While the importance of these Data Citation Principles is by now widely accepted, several challenges persist when it comes to actually providing the services needed to support precise identification and citation of data, particularly in dynamic environments. In order to repeat an earlier study, to apply data from an earlier study to a new model, we need to be able to precisely identify the very subset of data used. While verbal descriptions of how the subset was created (e.g. by providing selected attribute ranges and time intervals) are hardly precise enough and do not support automated handling, keeping redundant copies of the data in question does not scale up to the big data settings encountered in many disciplines today. Conventional approaches, such as assigning persistent identifiers to entire data sets or individual subsets or data items, are not sufficient to meet these requirements. This problem is further exacerbated if the data itself is dynamic, i.e. if new data keeps being added to a database, if errors are corrected or if data items are being deleted.

Starting from the Data citation Principles we will review the challenges identified above and discuss the solutions and recommendations that have been elaborated within the context of a Working Group of the Research Data Alliance (RDA) on Data Citation: Making Dynamic Data Citeable.
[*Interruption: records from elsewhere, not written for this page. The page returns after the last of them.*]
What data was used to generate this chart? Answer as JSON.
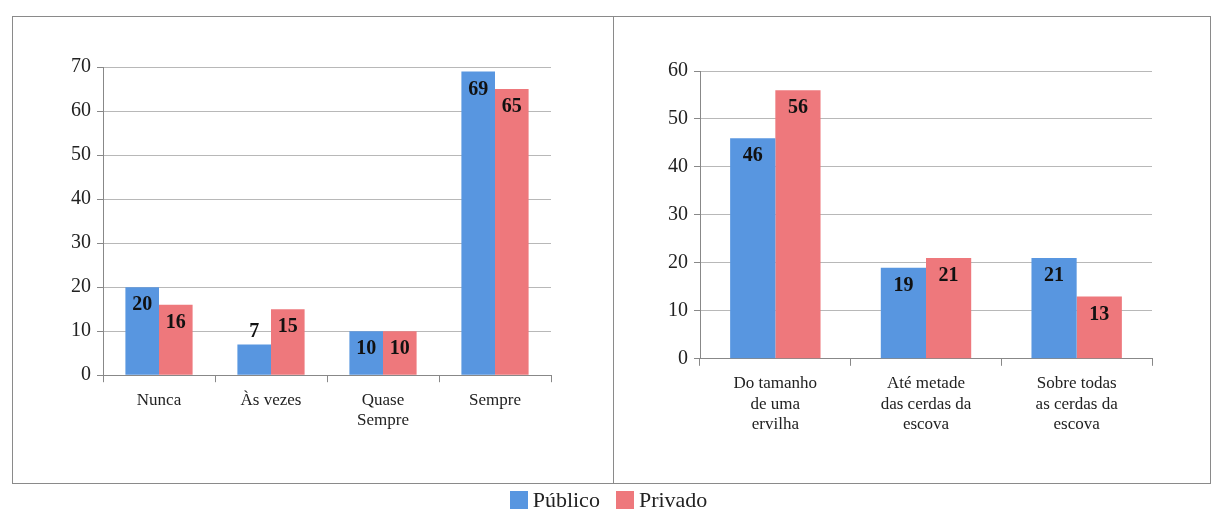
{
  "chart_data": [
    {
      "type": "bar",
      "categories": [
        "Nunca",
        "Às vezes",
        "Quase Sempre",
        "Sempre"
      ],
      "series": [
        {
          "name": "Público",
          "color": "#5896e0",
          "values": [
            20,
            7,
            10,
            69
          ]
        },
        {
          "name": "Privado",
          "color": "#ee787c",
          "values": [
            16,
            15,
            10,
            65
          ]
        }
      ],
      "ylim": [
        0,
        70
      ],
      "yticks": [
        0,
        10,
        20,
        30,
        40,
        50,
        60,
        70
      ],
      "grid": "y",
      "data_labels": true,
      "legend": "bottom"
    },
    {
      "type": "bar",
      "categories": [
        "Do tamanho de uma ervilha",
        "Até metade das cerdas da escova",
        "Sobre todas as cerdas da escova"
      ],
      "series": [
        {
          "name": "Público",
          "color": "#5896e0",
          "values": [
            46,
            19,
            21
          ]
        },
        {
          "name": "Privado",
          "color": "#ee787c",
          "values": [
            56,
            21,
            13
          ]
        }
      ],
      "ylim": [
        0,
        60
      ],
      "yticks": [
        0,
        10,
        20,
        30,
        40,
        50,
        60
      ],
      "grid": "y",
      "data_labels": true,
      "legend": "bottom"
    }
  ]
}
These approaches are based on versioned and time-stamped data sources, with persistent identifiers being assigned to the time-stamped queries/expressions that are used for creating the subset of data. We will review examples of how these can be implemented for different types of data, including SQL-style databases, comma-separated value files (CSV) and others, and take a look at operational implementations in a variety of data centers.

[1] Data Citation Synthesis Group: Joint Declaration of Data Citation Principles. Martone M. (ed.) San Diego, CA: FORCE11; 2014.

Bio

Andreas Rauber is Associate Professor at the Department of Software Technology and Interactive Systems (ifs) at the Vienna University of Technology (TU-Wien). He furthermore is president of AARIT, the Austrian Association for Research in IT, a Key Researcher at Secure Business Austria (SBA-Research) and Co-Chair of the RDA Working Group on Dynamic Data Citation. He received his MSc and PhD in Computer Science from the Vienna University of Technology in 1997 and 2000, respectively. In 2001 he joined the National Research Council of Italy (CNR) in Pisa as an ERCIM Research Fellow, followed by an ERCIM Research position at the French National Institute for Research in Computer Science and Control (INRIA), at Rocquencourt, France, in 2002. From 2004-2008 he was also head of the iSpaces research group at the eCommerce Competence Center (ec3).

His research interests cover the broad scope of digital libraries and information spaces, including specifically text and music information retrieval and organization, information visualization, as well as data analysis and digital preservation, all of which started to merge recently under the umbrella of reproducible science.